In the last few decades, there are a number of diseases that have grown dramatically more prevalent. Among these illnesses, most are more or less well understood by the general public. Large numbers of public initiatives have made it clear how heart disease develops, and what measures must be taken to avoid cancer. But there is a disease that has the potential to be deadly and becomes more common every year yet remains largely misunderstood. In the world of public health education, diabetes is in many ways still an enigma.
A huge part of the reason why diabetes is still routinely wrongly understood is that media presents diabetes largely as a dissonant collection of traits and symptoms. A daytime drama will depict diabetes as an older gentleman with a little bit of belly and a fondness for sweets, while a charity commercial will show diabetic children who are thin as a reed.
Because diabetes can affect a wide range of different people and presents with many different symptoms, it can be difficult to ascertain exactly what causes the disease. This article will attempt to elucidate some common misunderstandings, answering the question “what is diabetes” and giving some recommendations on how to prevent it.
What is Diabetes?
Diabetes is essentially connected to the operation of insulin. Insulin is a hormone that affects the intake of blood borne sugar by cells. It is secreted by particular cells in the pancreas, called Beta cells.
In a healthy body, sugar is produced when complex chemical structures are broken down in the stomach and intestines. It is absorbed into the blood stream, which ferries the sugars around the body. The pancreas releases an appropriate amount of insulin for the sugar that has been produced, allowing the cells of the body to absorb the sugars from the blood. The cells convert sugars to ATP, and then use it to power cellular functions. In this sense, insulin is extremely important to proper body function.

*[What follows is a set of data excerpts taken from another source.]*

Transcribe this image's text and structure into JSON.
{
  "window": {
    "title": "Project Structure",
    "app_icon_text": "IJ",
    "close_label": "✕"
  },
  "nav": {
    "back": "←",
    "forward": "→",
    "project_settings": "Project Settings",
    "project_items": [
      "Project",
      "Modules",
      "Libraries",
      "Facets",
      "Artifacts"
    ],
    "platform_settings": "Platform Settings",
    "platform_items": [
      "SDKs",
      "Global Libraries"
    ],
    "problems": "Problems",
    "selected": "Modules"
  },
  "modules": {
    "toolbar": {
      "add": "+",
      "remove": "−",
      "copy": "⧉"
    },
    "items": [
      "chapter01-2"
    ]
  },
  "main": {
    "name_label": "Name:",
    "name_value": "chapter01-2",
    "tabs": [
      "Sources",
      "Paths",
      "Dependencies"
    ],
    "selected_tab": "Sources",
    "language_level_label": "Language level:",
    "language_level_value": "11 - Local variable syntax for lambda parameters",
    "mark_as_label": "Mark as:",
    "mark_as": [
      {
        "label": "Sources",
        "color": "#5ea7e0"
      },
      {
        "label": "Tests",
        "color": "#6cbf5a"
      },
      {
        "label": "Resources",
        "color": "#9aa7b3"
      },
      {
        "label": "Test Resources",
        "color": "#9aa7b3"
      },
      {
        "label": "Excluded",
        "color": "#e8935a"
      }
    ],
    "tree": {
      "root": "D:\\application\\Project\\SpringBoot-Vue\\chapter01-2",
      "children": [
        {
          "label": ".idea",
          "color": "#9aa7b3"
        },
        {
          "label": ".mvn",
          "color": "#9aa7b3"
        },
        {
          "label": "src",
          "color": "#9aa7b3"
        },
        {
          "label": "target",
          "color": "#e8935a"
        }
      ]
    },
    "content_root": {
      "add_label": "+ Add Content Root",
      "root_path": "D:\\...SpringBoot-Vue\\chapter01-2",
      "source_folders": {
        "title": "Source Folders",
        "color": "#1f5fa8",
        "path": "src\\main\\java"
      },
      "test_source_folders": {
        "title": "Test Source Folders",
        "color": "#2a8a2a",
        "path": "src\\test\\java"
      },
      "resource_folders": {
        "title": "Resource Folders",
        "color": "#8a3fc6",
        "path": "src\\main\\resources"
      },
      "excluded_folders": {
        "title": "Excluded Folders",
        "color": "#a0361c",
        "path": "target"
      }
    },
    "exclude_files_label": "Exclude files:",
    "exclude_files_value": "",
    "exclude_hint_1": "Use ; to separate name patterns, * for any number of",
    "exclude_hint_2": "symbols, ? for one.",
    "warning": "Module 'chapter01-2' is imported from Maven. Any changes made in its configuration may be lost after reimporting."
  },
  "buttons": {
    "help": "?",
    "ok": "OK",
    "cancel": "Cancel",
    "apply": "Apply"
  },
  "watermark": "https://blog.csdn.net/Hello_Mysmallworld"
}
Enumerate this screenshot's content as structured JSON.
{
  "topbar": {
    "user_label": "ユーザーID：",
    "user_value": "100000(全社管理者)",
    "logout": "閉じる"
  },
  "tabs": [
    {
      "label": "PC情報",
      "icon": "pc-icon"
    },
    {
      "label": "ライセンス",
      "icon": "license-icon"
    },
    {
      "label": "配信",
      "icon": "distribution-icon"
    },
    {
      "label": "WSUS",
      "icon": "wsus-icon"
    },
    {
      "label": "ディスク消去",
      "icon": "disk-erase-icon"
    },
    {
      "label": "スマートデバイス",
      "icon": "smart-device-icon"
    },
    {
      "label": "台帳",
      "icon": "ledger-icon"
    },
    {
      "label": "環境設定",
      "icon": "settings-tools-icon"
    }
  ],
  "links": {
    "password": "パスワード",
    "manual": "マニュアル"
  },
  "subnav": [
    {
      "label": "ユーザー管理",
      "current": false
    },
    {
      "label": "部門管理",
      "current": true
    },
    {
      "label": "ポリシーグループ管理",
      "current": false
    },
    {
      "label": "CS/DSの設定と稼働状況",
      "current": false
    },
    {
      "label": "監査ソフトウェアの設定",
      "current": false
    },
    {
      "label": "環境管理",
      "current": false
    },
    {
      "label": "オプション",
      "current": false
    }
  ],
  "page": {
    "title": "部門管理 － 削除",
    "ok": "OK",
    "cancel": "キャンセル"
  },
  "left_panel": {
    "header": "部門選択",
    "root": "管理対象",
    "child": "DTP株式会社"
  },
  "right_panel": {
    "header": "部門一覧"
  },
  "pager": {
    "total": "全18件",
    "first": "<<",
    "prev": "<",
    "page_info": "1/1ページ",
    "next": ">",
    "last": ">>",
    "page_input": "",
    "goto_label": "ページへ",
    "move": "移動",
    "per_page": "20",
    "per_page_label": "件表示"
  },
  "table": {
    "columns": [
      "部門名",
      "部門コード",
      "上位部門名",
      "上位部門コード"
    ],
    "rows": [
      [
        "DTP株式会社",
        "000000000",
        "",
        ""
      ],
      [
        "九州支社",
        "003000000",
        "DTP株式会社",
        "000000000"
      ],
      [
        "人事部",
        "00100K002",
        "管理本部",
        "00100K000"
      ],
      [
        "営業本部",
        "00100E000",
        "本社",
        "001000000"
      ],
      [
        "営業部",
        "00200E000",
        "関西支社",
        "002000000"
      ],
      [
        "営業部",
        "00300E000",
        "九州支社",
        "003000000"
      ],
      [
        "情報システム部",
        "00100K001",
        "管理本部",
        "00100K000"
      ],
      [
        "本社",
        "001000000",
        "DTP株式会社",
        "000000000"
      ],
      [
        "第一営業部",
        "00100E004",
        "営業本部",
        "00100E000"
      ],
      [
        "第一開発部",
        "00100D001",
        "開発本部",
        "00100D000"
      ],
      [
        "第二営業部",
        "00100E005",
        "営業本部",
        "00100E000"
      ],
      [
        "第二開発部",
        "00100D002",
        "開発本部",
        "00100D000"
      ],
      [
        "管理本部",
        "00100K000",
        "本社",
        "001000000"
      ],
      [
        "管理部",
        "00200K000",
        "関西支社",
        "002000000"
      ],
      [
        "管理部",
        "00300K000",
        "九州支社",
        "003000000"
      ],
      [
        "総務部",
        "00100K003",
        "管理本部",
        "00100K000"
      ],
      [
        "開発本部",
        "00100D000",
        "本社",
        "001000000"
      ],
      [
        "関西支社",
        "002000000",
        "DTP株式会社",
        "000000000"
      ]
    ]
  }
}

In a diabetic body, the insulin is in some way insufficient. The reason why insulin levels are not correct varies by the type of diabetes that the body is suffering from. In type 1 diabetes, the immune system routinely destroys Beta calls, which means that there aren’t enough functional insulin producing cells in the body. Both type 2 and gestational diabetes result from some kind of insulin resistance, although gestational diabetes dictates that the resistance stems from hormones produced by the placenta. Either way, the cells cannot get enough sugar for proper function.
How to Prevent Diabetes
The only really preventable type of diabetes is type 2 and the best way to prevent type 2 diabetes is to keep in shape. Being overweight by just 10 pounds can dramatically increase your likelihood of developing diabetes. Other factors that can come into play are excessive levels of stress, substance abuse, and insufficient sleep.
The best recommendation for preventing diabetes is just to live happily and to become more healthy. By doing so, you will not only lower your risk of diabetes but increase your lifespan and improve your health overall.